One final, but important section must be added to communicate the attitude of Jonathan Edwards towards the resolutions that he set.

Edwards recognized that sheer will power alone is useless in keeping any such resolutions. God has to do it—we are unable. The book mentioned above includes quotations from his journal, reflecting on how he viewed them and lived them out. Here are some excerpts.

“If God should withdraw His Spirit a little more, I should not hesitate to break my resolutions, and should soon arrive at my old state. There is no dependence on myself.”

“But alas, how soon do I decay! O how weak, how infirm, how unable to do anything of myself!
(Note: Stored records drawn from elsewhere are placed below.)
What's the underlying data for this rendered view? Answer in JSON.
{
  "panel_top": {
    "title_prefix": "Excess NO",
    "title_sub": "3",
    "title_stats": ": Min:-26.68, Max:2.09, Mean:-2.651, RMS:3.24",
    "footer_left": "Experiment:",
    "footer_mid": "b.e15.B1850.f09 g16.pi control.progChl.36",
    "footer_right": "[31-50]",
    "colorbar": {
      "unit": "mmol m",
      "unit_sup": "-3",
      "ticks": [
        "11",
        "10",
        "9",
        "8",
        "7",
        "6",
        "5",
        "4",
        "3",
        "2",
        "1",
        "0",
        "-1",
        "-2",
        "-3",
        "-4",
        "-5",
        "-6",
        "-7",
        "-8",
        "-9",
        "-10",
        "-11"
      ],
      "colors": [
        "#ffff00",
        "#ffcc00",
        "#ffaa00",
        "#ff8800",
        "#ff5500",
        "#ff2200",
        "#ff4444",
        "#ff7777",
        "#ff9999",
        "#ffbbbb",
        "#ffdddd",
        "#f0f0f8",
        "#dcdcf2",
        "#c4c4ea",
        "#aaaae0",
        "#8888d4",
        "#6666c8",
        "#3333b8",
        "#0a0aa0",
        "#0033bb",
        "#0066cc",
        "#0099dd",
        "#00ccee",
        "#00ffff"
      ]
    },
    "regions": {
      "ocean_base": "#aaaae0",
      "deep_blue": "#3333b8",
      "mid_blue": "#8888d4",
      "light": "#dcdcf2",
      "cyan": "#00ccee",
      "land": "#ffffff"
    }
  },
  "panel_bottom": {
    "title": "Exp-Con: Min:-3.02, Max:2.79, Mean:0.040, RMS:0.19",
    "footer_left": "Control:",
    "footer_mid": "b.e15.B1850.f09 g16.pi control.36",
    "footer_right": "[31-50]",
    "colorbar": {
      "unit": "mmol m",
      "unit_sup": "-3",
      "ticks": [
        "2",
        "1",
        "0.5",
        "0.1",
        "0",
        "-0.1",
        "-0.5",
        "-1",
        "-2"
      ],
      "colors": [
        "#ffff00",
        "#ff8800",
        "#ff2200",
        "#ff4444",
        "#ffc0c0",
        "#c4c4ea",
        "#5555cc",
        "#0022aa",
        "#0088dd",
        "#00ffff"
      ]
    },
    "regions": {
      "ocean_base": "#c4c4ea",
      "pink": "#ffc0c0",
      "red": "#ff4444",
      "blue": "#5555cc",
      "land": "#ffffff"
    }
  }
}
What a poor inconsistent being! What a miserable wretch, without the assistance of the Spirit of God…How weak do I find myself! O let it teach me to depend less on myself, to be more humble.”

“Our resolutions may be at the highest one day, and yet, the next day we may be in a miserable dead condition, not at all like the same person who resolved. So that it is to no purpose to resolve, except that we depend on the grace of God. For if it were not for is mere grace, one might be a very good man one day, and a very wicked one the next.”

May this be the attitude of all who set resolutions of any kind, whether they be for the New Year or for the rest of life! Only then can we hope to accomplish them!